Economie et Finance

Hausse des prix des carburants : Vers une inflation généralisée

La hausse des prix des carburants est effective depuis ce 03 février 2024 a annoncé le Gouvernement dans un communiqué au terme d’une « concertation de forme » avec des syndicats et des associations de consommateurs. En réalité, il s’agit d’une augmentation attendue, car annoncée par le chef de l’Etat Paul Biya le 31 décembre dernier dans son message à la Nation à l’occasion de la fin d’année 2023 et des vœux du nouvel An 2024.

De manière concrète, c’est une hausse de 15% pour l’essence super et le gasoil dont les prix passent respectivement de 730 FCFA le litre à 840 FCFA soit une variation à la hausse de 110 FCFA et de 720 FCFA à 828 FCFA le litre, ce qui correspond à une hausse de 108 FCFA. Pour le reste, les prix des autres produits restent inchangés, notamment le pétrole lampant dont le litre est maintenu à 350 FCFA et le gaz domestique dont la bouteille classique de 12,5 kilogrammes revient à 6500 FCFA. On se souvient que le 1er février 2023, le Gouvernement a procédé à un réajustement des prix de carburant, le litre de l’essence super à la pompe étant passé de 630 FCFA à 730 FCFA, soit une variation à la hausse de 100 FCFA pour une augmentation en valeur absolue de 15,8%. En l’espace d’un an, force est de constater que les prix de l’essence et de gasoil à la pompe ont connu une hausse cumulée moyenne de 25%.

Malgré une revalorisation des salaires de 5% pour les fonctionnaires et les agents de l’Etat et en dépit d’une légère hausse du Salaire minimum interprofessionnel garanti (SMIG) qui est passé de 36 270 FCFA à 41 875 FCFA pour les agents de l’État relevant du Code du travail (CT) qui avait suivi pour atténuer le choc, l’on a assisté à une inflation galopante qui s’est située « officiellement » autour de 7% en 2023. Parce que les mêmes causes vont sans doute produire les mêmes effets, il est évident qu’avec cette nouvelle hausse des prix des carburants, l’inflation devrait rester sur une courbe ascendante, ce qui fait craindre une inflation généralisée.  

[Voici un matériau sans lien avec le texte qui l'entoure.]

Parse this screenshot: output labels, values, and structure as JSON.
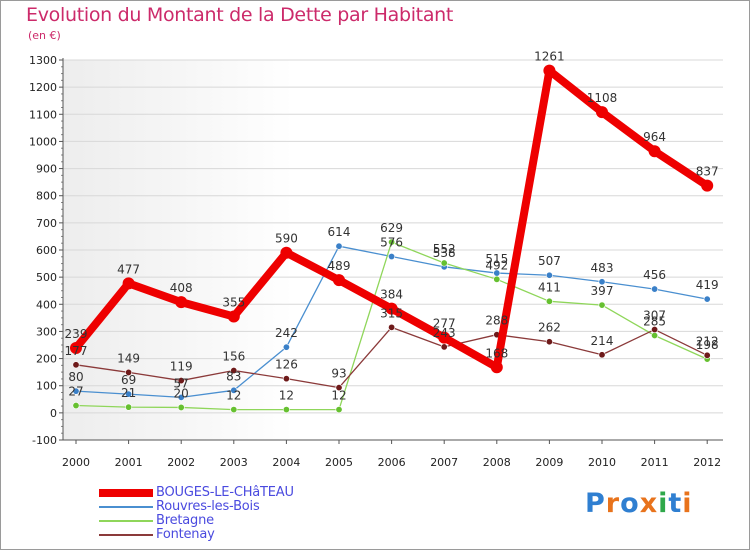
{
  "header": {
    "title": "Evolution du Montant de la Dette par Habitant",
    "subtitle": "(en €)"
  },
  "brand": {
    "text": "Proxiti",
    "letter_colors": [
      "#2f7fd1",
      "#e8731c",
      "#2f7fd1",
      "#e8731c",
      "#2fa84a",
      "#2f7fd1",
      "#e8731c"
    ]
  },
  "chart_data": {
    "type": "line",
    "title": "Evolution du Montant de la Dette par Habitant",
    "subtitle": "(en €)",
    "xlabel": "",
    "ylabel": "",
    "x": [
      "2000",
      "2001",
      "2002",
      "2003",
      "2004",
      "2005",
      "2006",
      "2007",
      "2008",
      "2009",
      "2010",
      "2011",
      "2012"
    ],
    "ylim": [
      -100,
      1300
    ],
    "yticks": [
      -100,
      0,
      100,
      200,
      300,
      400,
      500,
      600,
      700,
      800,
      900,
      1000,
      1100,
      1200,
      1300
    ],
    "grid": "horizontal",
    "legend_position": "bottom-left",
    "series": [
      {
        "name": "BOUGES-LE-CHâTEAU",
        "color": "#ee0000",
        "style": "thick",
        "values": [
          239,
          477,
          408,
          355,
          590,
          489,
          384,
          277,
          168,
          1261,
          1108,
          964,
          837
        ]
      },
      {
        "name": "Rouvres-les-Bois",
        "color": "#4a8fd0",
        "marker": "#3a80c8",
        "values": [
          80,
          69,
          57,
          83,
          242,
          614,
          576,
          538,
          515,
          507,
          483,
          456,
          419
        ]
      },
      {
        "name": "Bretagne",
        "color": "#8fd65a",
        "marker": "#66c030",
        "values": [
          27,
          21,
          20,
          12,
          12,
          12,
          629,
          552,
          492,
          411,
          397,
          285,
          198
        ]
      },
      {
        "name": "Fontenay",
        "color": "#8b3a3a",
        "marker": "#6e1a1a",
        "values": [
          177,
          149,
          119,
          156,
          126,
          93,
          315,
          243,
          288,
          262,
          214,
          307,
          212
        ]
      }
    ]
  }
}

Globalement rapportent des témoignages concordants, les prix des produits ont connu une forte hausse ces derniers mois, indépendamment du secteur d’activité. Il va sans dire que la première conséquence de cette revalorisation des prix des carburants va se répercuter sur le secteur des transports, celle-ci devant certainement provoquer un effet domino. De quoi donc rester dubitatif sur l’efficacité des « mesures d’accompagnement » annoncées par le Gouvernement pour contenir l’inflation, entre autres, la revalorisation à 5% des revenus des agents publics, une augmentation du SMIG ou encore l’allègement de certaines charges fiscales et douanières dans le secteur du transport routier.

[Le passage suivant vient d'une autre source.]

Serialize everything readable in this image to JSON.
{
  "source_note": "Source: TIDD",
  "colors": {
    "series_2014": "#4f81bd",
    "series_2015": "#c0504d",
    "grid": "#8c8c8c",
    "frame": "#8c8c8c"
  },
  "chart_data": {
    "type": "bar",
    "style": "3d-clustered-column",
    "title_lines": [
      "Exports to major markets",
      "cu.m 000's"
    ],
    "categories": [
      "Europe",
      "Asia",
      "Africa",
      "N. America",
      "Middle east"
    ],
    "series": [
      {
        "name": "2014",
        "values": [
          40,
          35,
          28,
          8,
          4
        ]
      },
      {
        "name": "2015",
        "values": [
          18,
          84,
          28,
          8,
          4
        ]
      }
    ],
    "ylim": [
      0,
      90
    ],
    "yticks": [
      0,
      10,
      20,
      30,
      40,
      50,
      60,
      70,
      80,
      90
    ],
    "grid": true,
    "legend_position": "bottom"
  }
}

Mis sous pression par le Fonds monétaire international (FMI) qui préconise la fin des subventions des produits pétroliers en vue de permettre la réalisation du programme des réformes économiques et financières, le Gouvernement camerounais dont l’économie est en réalité sous Programme ajustement structurel (PAS) imposé par Bretton Woods, fait feu de tout bois pour essayer de garder une marge de manœuvre. Ainsi, « la subvention des produits pétroliers, qui était de plus de 1000 milliards de Francs CFA en 2022, a été réduite à environ 640 milliards de Francs CFA en 2023 », indiquait le chef de l’Etat dans son adresse de fin d’année à la Nation, ce qui laisse croire qu’avec cette nouvelle augmentation des prix des carburants, cette subvention serait autour de 300 milliards de FCFA.

Tout laisse croire que le Gouvernement qui semble plus que jamais avoir les mains liées pourrait continuer d’appliquer « bêtement » des instructions du FMI. Une politique d’austérité qui renforcera indubitablement la démocratisation de la pauvreté et de la misère dans un pays où 56% des ménages vivent sous le seuil de la pauvreté selon un rapport de la Banque mondiale (BM). Pourtant, les populations attendent toujours les retombées découlant de la politique de « réformes » imposée par le FMI et ses alliés.